Pensare a nuove parole e complessità per concetti che altre lingue non hanno: basti pensare a quanti modi avevano i Greci d’intendere l’amore: αγάπη, φιλία, έρως, αντέρως, ἵμερος, πόθος, στοργή e θέλημα, mentre in inglese c’è soltanto una parola che li accorpa tutti: love, oppure a quanti studenti giapponesi individuano meglio i colori, perché in giapponese ci sono termini cromatici assenti in altre lingue. Studiare nuove lingue rende più prolifica la corteccia cerebrale e l’ippocampo, contrasta l’Alzheimer e gli studenti bilingue hanno voti migliori dei loro pari. Sono più attenti ai dettagli e più abili nel multitasking. Molti, a questo punto, direbbero: “Allora perché non insegnare lingue non morte?”. Il latino non è assolutamente una lingua morta. È parlato da decine di migliaia di persone, è la lingua ufficiale di uno stato, è abbastanza diffusa da fare da mediazione culturale e abbastanza vicina ad altre lingue, dette appunto romanze, da essere intellegibile. Il professore Nicola Gardini, docente a Oxford, dove ogni anno aumentano gli studenti interessati al latino, non è che uno di una lunga stirpe di esperti di latino nel mondo anglosassone che ne sta stimolando lo studio. Mark Zuckerberg e Bill Gates, rispettivamente i fondatori di Facebook e di Microsoft, hanno studiato latino e greco e li hanno citati come importanti per la loro formazione personale. Ma anche ammesso e non concesso che sia una lingua morta, la sua superiorità rispetto a molte lingue moderne, come il cinese, è dimostrabile, perché sì, non tutte le lingue sono uguali nel loro influire sul cervello. I ragazzi che studiano latino superano i loro coetanei nella lettura, concentrazione, memoria a breve e lungo termine, nella comprensione, nell’ampiezza del vocabolario e nelle forme di pensiero più elevate come computazione, problem-solving e concettualizzazione.
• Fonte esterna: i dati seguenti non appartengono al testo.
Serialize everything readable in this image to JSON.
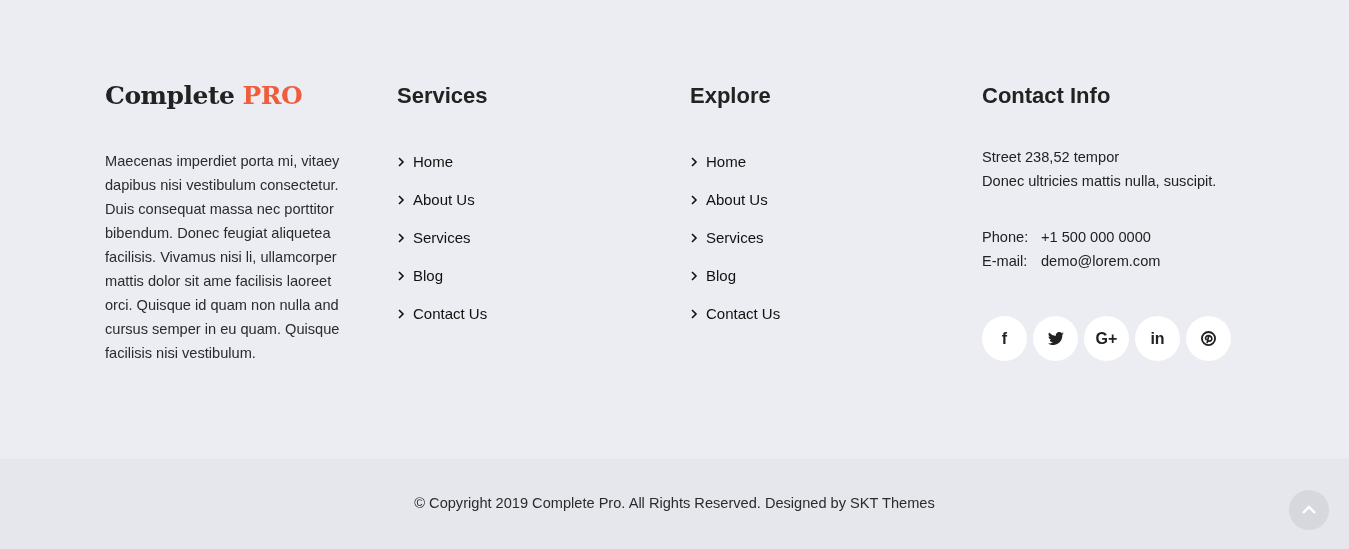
{
  "brand": {
    "name": "Complete",
    "accent": "PRO",
    "description": "Maecenas imperdiet porta mi, vitaey dapibus nisi vestibulum consectetur. Duis consequat massa nec porttitor bibendum. Donec feugiat aliquetea facilisis. Vivamus nisi li, ullamcorper mattis dolor sit ame facilisis laoreet orci. Quisque id quam non nulla and cursus semper in eu quam. Quisque facilisis nisi vestibulum."
  },
  "link_columns": [
    {
      "title": "Services",
      "links": [
        "Home",
        "About Us",
        "Services",
        "Blog",
        "Contact Us"
      ]
    },
    {
      "title": "Explore",
      "links": [
        "Home",
        "About Us",
        "Services",
        "Blog",
        "Contact Us"
      ]
    }
  ],
  "contact": {
    "title": "Contact Info",
    "address": [
      "Street 238,52 tempor",
      "Donec ultricies mattis nulla, suscipit."
    ],
    "details": [
      {
        "label": "Phone:",
        "value": "+1 500 000 0000"
      },
      {
        "label": "E-mail:",
        "value": "demo@lorem.com"
      }
    ],
    "social": [
      {
        "kind": "letter",
        "glyph": "f"
      },
      {
        "kind": "bird"
      },
      {
        "kind": "letter",
        "glyph": "G+"
      },
      {
        "kind": "letter",
        "glyph": "in"
      },
      {
        "kind": "pin"
      }
    ]
  },
  "copyright": "© Copyright 2019 Complete Pro. All Rights Reserved. Designed by SKT Themes"
}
Si evidenziano miglioramenti nell’area di Broca e Wernicke, le regioni della corteccia cerebrale che controllano la produzione del linguaggio parlato e scritto e il processo comprensivo dello stesso. Pertanto “studiare il greco e il latino ti apre la mente” non è un modo di dire, è un fatto scientificamente dimostrato. Ci sono anche lievi aumenti del quoziente intellettivo.
Tradurre una versione è un processo computazionale, che richiede lo stesso meccanismo mentale insito in un algoritmo, con collegamenti e processi ipotetici che procedono per trial and error, ossia tentativo ed errore, sviluppando un metodo che sarà poi utile nello studio di qualsiasi cosa, dallo studio del cinese all’astrofisica teorica. Non è un caso che Thomas Jefferson, filosofo e terzo presidente degli Stati Uniti d’America, sosteneva che fino all’età di sedici anni si doveva studiare latino e greco. E di più: negli studi classici antichi, il latino era diviso nel trivium, ossia lo studio a trecentosessanta gradi. Il primo livello era la grammatica, in cui si ottengono tutti quei vantaggi neurologici di cui si è parlato, ma poi c’era il secondo stadio della logica, in cui si analizzano le frasi, scomponendole in elementi e studiando le regole d’associazione tra le idee.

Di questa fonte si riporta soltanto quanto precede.